Les intentions semblent bonnes : faire un film policier dans une enquête antiterroriste avec un buddy movie d’un flic juif et d’un autre arabe. Sur le papier, le spectateur se dit : Pourquoi pas? D’autant qu’à partir du 2 juillet 1987 l’affaire Wahid Gordji secoue la France et le film s’en est largement inspiré notamment sur la fin du film: l’extradition.
Mais le résultat n’est pas à la hauteur. Le film est parasité par une histoire d’amour entre l’ex femme du flic juif et le flic arabe.

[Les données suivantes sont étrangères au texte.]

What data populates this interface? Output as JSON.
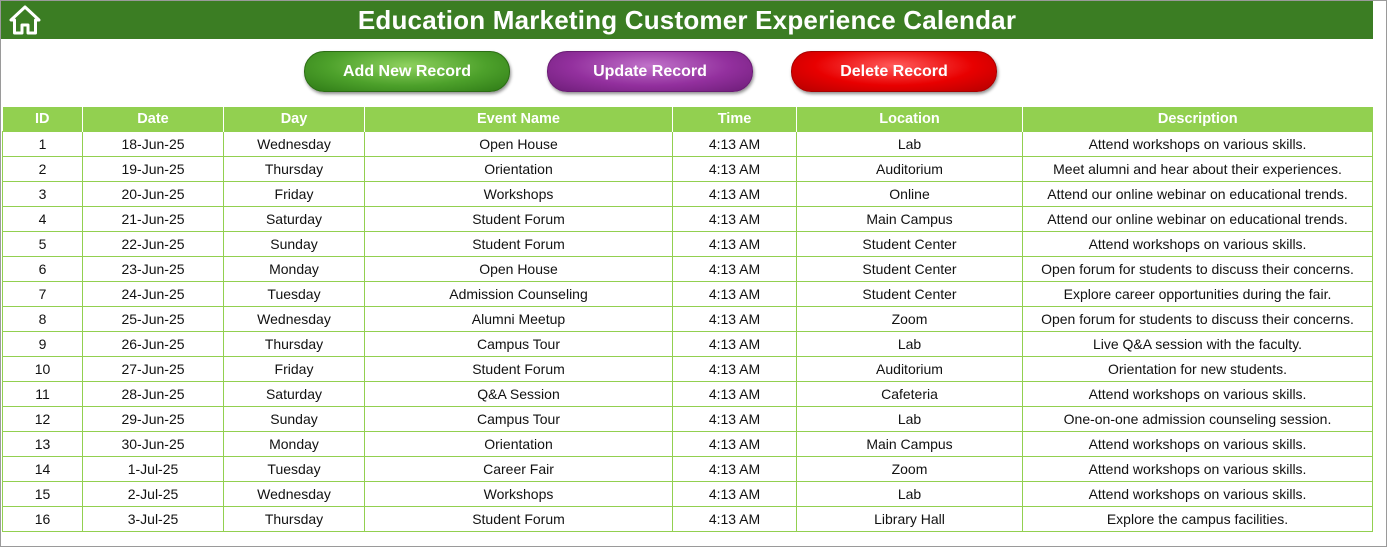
{
  "header": {
    "title": "Education Marketing Customer Experience Calendar",
    "home_icon": "home-icon",
    "bar_color": "#3b7d23"
  },
  "actions": {
    "add_label": "Add New Record",
    "update_label": "Update Record",
    "delete_label": "Delete Record",
    "add_color": "#4da12b",
    "update_color": "#93309e",
    "delete_color": "#e80000"
  },
  "table": {
    "header_color": "#92d050",
    "columns": [
      "ID",
      "Date",
      "Day",
      "Event Name",
      "Time",
      "Location",
      "Description"
    ],
    "rows": [
      [
        "1",
        "18-Jun-25",
        "Wednesday",
        "Open House",
        "4:13 AM",
        "Lab",
        "Attend workshops on various skills."
      ],
      [
        "2",
        "19-Jun-25",
        "Thursday",
        "Orientation",
        "4:13 AM",
        "Auditorium",
        "Meet alumni and hear about their experiences."
      ],
      [
        "3",
        "20-Jun-25",
        "Friday",
        "Workshops",
        "4:13 AM",
        "Online",
        "Attend our online webinar on educational trends."
      ],
      [
        "4",
        "21-Jun-25",
        "Saturday",
        "Student Forum",
        "4:13 AM",
        "Main Campus",
        "Attend our online webinar on educational trends."
      ],
      [
        "5",
        "22-Jun-25",
        "Sunday",
        "Student Forum",
        "4:13 AM",
        "Student Center",
        "Attend workshops on various skills."
      ],
      [
        "6",
        "23-Jun-25",
        "Monday",
        "Open House",
        "4:13 AM",
        "Student Center",
        "Open forum for students to discuss their concerns."
      ],
      [
        "7",
        "24-Jun-25",
        "Tuesday",
        "Admission Counseling",
        "4:13 AM",
        "Student Center",
        "Explore career opportunities during the fair."
      ],
      [
        "8",
        "25-Jun-25",
        "Wednesday",
        "Alumni Meetup",
        "4:13 AM",
        "Zoom",
        "Open forum for students to discuss their concerns."
      ],
      [
        "9",
        "26-Jun-25",
        "Thursday",
        "Campus Tour",
        "4:13 AM",
        "Lab",
        "Live Q&A session with the faculty."
      ],
      [
        "10",
        "27-Jun-25",
        "Friday",
        "Student Forum",
        "4:13 AM",
        "Auditorium",
        "Orientation for new students."
      ],
      [
        "11",
        "28-Jun-25",
        "Saturday",
        "Q&A Session",
        "4:13 AM",
        "Cafeteria",
        "Attend workshops on various skills."
      ],
      [
        "12",
        "29-Jun-25",
        "Sunday",
        "Campus Tour",
        "4:13 AM",
        "Lab",
        "One-on-one admission counseling session."
      ],
      [
        "13",
        "30-Jun-25",
        "Monday",
        "Orientation",
        "4:13 AM",
        "Main Campus",
        "Attend workshops on various skills."
      ],
      [
        "14",
        "1-Jul-25",
        "Tuesday",
        "Career Fair",
        "4:13 AM",
        "Zoom",
        "Attend workshops on various skills."
      ],
      [
        "15",
        "2-Jul-25",
        "Wednesday",
        "Workshops",
        "4:13 AM",
        "Lab",
        "Attend workshops on various skills."
      ],
      [
        "16",
        "3-Jul-25",
        "Thursday",
        "Student Forum",
        "4:13 AM",
        "Library Hall",
        "Explore the campus facilities."
      ]
    ]
  }
}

C’est téléphoné et pas très bien écrit.

Alexandre Arcady et Daniel Saint-Hamont ne peuvent s’empêcher d’étaler le folklore juif. C’est sympatique surtout quand Marthe Villalonga se charge de l’étaler, mais c’est du déjà vu dans leurs films précédents.

Niveau scènes d’actions, elles sont rares mais le niveau reste bon et conforme aux scènes tournées dans ces années-là. Cependant une scène superfaitatoire, avec une grue, ruine l’amorce du dénouement du film. Pour aller dans l’ambassade par les toits il suffit d ‘entrer dans un immeuble voisin de monter jusqu’au toit et de rejoindre le toit de l’ambassade. La grue est inutile.

Côté acteur c’est plutôt pas mal. Patrick Bruel (30 ans) est un poil trop juvénile. Richard Berry campe mieux son personnage. Le buddy movie est déséquilibré au profit du personnage de Richard Berry. Le rôle du Kabyle interprété par Amidou est une belle trouvaille, on peut regretter que ce personnage n’ait pas plus d’influence sur le récit.
Enfin Saïd Amadis est un parfait terroriste bureaucrate.

Enfin les seconds rôles Claude Brasseur et Bruno Cremer mettent une assise au film ayant chacun des bagages bien chargés en termes de films policiers, politiques, ou d’espionnage.

Le plus fâcheux du film est la musique calamiteuse de messieurs Jean-Jacques Goldman et Roland Romanelli. La chanson étant le pire du pire, elle tire vers le bas le film.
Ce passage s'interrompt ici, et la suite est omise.